Человеческое тело чувствительно к прикосновению — к контакту с поверхностью кожи. Тактильное чувство представляет собой прекрасный пример того, насколько сильно наша нейрофизическая система может влиять на наш опыт. В серии экспериментов, проведенных еще в про­шлом веке (Boring, I957. стр. 110-III), Вебер установил, что одна и та же действительная ситуация, имеющая место в мире, может восприниматься человеком как два совер­шенно различных тактильных ощущения. В своих опытах Вебер обнаружил, что присущая нам способность ощущать прикосновения к поверхности кожи, резко различается в зависимости от того, в каком месте человеческого тела рас­положены точки контакта. Для того, чтобы две точки на предплечье воспринимались отдельно друг от друга, необ­ходимо в тридцать раз увеличить наименьшее расстояние между двумя точками, воспринимаемыми в качестве двух отдельных точек, — на мизинце. Таким образом, целая область идентичных, реально присутствующих в мире си­туаций стимулирования воспринимаются как два совер­шенно различных опыта исключительно из-за особенно­стей нашей нервной системы. При прикосновении к мизин­цу мы воспринимаем одну и ту же ситуацию, как прикосновение в двух различных местах, а при прикосно­вении к предплечью — как прикосновение к одному месту. Физический мир остается неизменным, а наши пережива­ния под воздействием этого мира в этих двух случаях рез­ко отличаются одно от другого, как функция нашей нерв­ной системы.

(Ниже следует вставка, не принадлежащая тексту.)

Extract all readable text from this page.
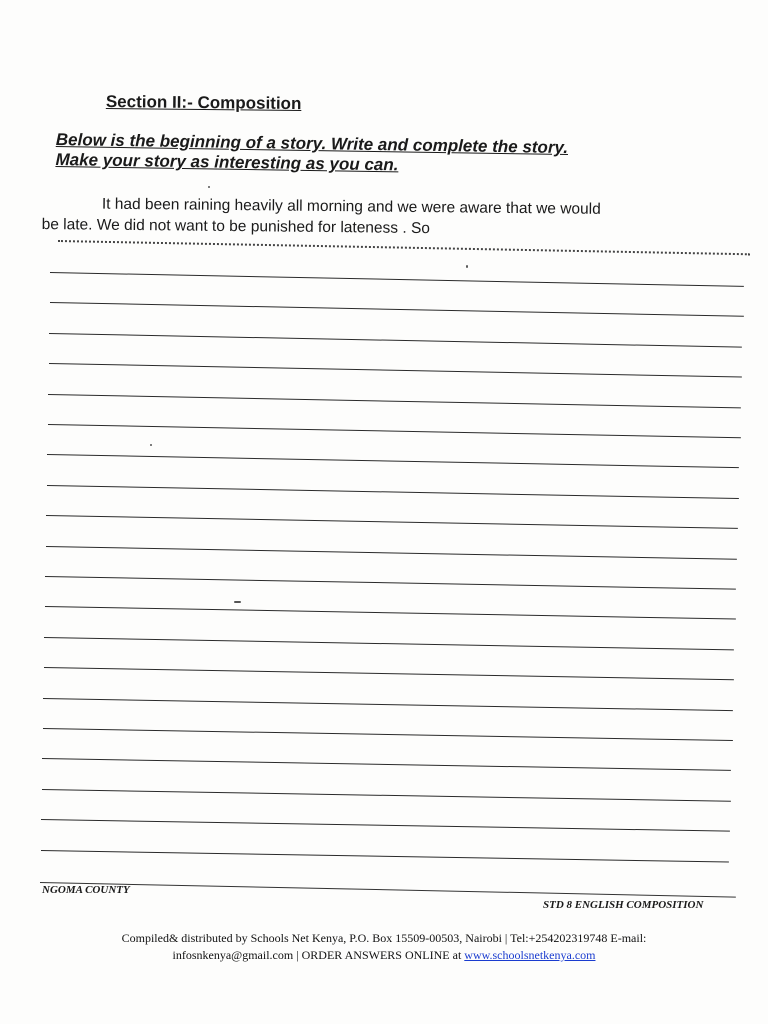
Section II:- Composition
Below is the beginning of a story. Write and complete the story.
Make your story as interesting as you can.
It had been raining heavily all morning and we were aware that we would
be late. We did not want to be punished for lateness . So
NGOMA COUNTY
STD 8 ENGLISH COMPOSITION
Compiled& distributed by Schools Net Kenya, P.O. Box 15509-00503, Nairobi | Tel:+254202319748 E-mail:
infosnkenya@gmail.com | ORDER ANSWERS ONLINE at www.schoolsnetkenya.com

Подобные различия между миром и нашим восприяти­ем мира можно продемонстрировать и на примере других чувств. Ограниченность нашего восприятия хорошо осоз­нается учеными, осуществляющими в исследовании физи­ческого мира различные эксперименты и стремящимися с помощью приборов раздвинуть эти границы. Приборы вос­принимают явления, не воспринимаемые нашими чувства­ми или не различаемые ими, и дают их нам в форме сигна­лов, воспринимаемых нашим сенсорным аппаратом; с этой целью применяются фотографии, датчики давления, термометры, осциллоскопы, счетчики Гейгера, датчики аль­фа-излучения и т.д. Таким образом, одно из неизбежных отличий наших моделей мира от самого мира объясняется тем, что наша нервная система постоянно искажает или опускает целые части действительного мира.

В итоге круг возможного человеческого опыта сужает­ся, и возникают различия между тем, что происходит в мире на самом деле, и тем, что представляет собой наш опыт второго мира. То наша нервная система, которая изна­чально детерминирована генетическими факторами, пред­ставляет собой первый комплекс фильтров, обусловливаю­щих отличие мира — территории — от нашей репрезента­ции мира — его карты,

Через стекло тускло: в очках с социальным предписанием (социальные ограничения)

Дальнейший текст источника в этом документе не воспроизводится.